Tuesday, June 29, 2004

Maybe it was because it was Pride weekend or something, but the gayness continued with Not The Only One a book of lesbian and gay YA short stories edited by Tony Grima.

Now, I have a few issues with short stories. I have read some fantastic ones (The Lottery, To Build a Fire, Nightfall, The Lady or the Tiger, etc) but for the most part I much prefer getting lost in a novel. Many modern short stories I've read seem to be either understated with small, but supposedly life-altering, turning points, or they are self-consciously arty and pretentious and it's all about playing with the form. The same can be said for modern fiction as well, but I guess I notice it more in short stories because they are compressed by the limitations of space and I don't have the time to get used to the author and her style (although the short exposure to some styles in certain short stories is definitely a Good Thing). There are some great short stories being written (Adam Haslett comes to mind, as does DFW) but I have found them to be the exception to my usual preference.

But when it comes to YA fiction and short stories, authors and publishers assume that teenagers won't put up with all that crap and they just tell the freakin' story. Not that there isn't depth or character growth or any of that in YA books, but things seem to get dialed back a bit; the story is left to shine (or fail) on its merits. And with the impatience and short attention span that has flourished in teenagers (and adults, to some extent - internet, video games, etc) the story has to be engaging to hold their interest.

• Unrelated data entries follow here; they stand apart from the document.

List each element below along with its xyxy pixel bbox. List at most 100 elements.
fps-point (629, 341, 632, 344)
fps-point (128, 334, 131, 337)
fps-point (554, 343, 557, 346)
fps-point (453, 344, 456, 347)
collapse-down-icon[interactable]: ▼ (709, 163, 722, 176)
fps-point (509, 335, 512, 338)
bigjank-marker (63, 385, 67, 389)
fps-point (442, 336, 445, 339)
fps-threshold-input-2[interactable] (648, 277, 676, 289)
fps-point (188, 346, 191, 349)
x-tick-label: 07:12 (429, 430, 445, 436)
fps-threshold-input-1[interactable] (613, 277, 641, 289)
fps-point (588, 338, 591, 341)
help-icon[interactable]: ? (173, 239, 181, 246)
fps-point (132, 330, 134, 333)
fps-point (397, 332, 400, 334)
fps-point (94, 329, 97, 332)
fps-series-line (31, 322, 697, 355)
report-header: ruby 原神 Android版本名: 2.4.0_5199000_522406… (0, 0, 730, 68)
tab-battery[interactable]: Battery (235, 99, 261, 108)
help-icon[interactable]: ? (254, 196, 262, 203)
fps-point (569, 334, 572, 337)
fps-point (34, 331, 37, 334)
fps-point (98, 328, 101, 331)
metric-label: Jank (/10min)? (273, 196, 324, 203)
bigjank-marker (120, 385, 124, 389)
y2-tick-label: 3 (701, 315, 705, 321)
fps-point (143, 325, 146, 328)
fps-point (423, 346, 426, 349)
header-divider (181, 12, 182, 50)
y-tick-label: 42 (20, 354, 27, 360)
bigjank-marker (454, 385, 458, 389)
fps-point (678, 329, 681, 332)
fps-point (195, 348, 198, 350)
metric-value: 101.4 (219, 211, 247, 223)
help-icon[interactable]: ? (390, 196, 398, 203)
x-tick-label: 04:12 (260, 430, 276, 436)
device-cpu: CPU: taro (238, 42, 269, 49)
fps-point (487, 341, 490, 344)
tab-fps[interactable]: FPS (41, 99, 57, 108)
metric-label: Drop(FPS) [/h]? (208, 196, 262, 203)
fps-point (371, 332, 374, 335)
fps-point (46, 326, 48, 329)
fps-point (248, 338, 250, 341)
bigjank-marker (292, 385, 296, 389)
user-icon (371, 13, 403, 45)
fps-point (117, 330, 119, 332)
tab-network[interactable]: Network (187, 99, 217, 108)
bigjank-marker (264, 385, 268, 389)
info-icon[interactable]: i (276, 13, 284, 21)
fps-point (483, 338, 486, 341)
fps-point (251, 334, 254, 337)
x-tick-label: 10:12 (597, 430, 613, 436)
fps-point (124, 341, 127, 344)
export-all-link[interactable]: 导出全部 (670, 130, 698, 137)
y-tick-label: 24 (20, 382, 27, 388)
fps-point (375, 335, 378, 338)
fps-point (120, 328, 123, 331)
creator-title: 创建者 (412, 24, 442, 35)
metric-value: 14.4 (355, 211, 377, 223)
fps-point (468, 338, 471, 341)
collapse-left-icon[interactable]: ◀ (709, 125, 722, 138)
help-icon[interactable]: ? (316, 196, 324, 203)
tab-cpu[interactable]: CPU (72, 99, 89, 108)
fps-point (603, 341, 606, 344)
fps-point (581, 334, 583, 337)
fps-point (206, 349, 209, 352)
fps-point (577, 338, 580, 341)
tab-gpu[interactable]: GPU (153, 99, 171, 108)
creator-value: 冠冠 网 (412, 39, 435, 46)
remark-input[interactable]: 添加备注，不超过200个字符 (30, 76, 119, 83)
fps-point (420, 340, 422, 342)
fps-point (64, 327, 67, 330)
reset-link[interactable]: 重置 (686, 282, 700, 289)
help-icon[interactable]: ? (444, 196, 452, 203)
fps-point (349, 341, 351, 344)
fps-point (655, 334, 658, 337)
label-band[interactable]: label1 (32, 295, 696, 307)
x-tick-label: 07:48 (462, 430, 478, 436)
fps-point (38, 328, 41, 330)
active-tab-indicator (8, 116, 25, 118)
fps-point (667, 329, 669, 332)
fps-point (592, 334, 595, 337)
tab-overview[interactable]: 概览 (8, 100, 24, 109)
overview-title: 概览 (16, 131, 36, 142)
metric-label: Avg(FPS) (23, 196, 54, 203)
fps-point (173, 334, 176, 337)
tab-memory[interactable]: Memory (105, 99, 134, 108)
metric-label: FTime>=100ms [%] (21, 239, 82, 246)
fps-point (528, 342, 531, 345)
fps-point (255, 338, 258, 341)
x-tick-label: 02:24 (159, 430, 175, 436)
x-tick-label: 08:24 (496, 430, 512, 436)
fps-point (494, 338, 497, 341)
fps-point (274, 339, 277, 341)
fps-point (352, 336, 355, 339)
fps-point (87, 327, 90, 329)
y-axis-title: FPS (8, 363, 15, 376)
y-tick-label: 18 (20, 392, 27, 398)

I find YA novels and stories to be a quick palate cleanser; they distract me from the last thing I read, good or bad, are quick and filling without being too heavy, and don't require a huge commitment. Which perfectly describes Not the Only One. These are stories with kids coming to terms with gay family members, teachers, friends, or with being gay themselves. Not all the stories are happy - several are very dark and some are bittersweet, but there are enough moments of joy and love to make the whole experience pretty positive. The stories themselves aren't anything new, but they are well-told, with appealing narrators and characters who have to come to terms with homosexuality in their lives.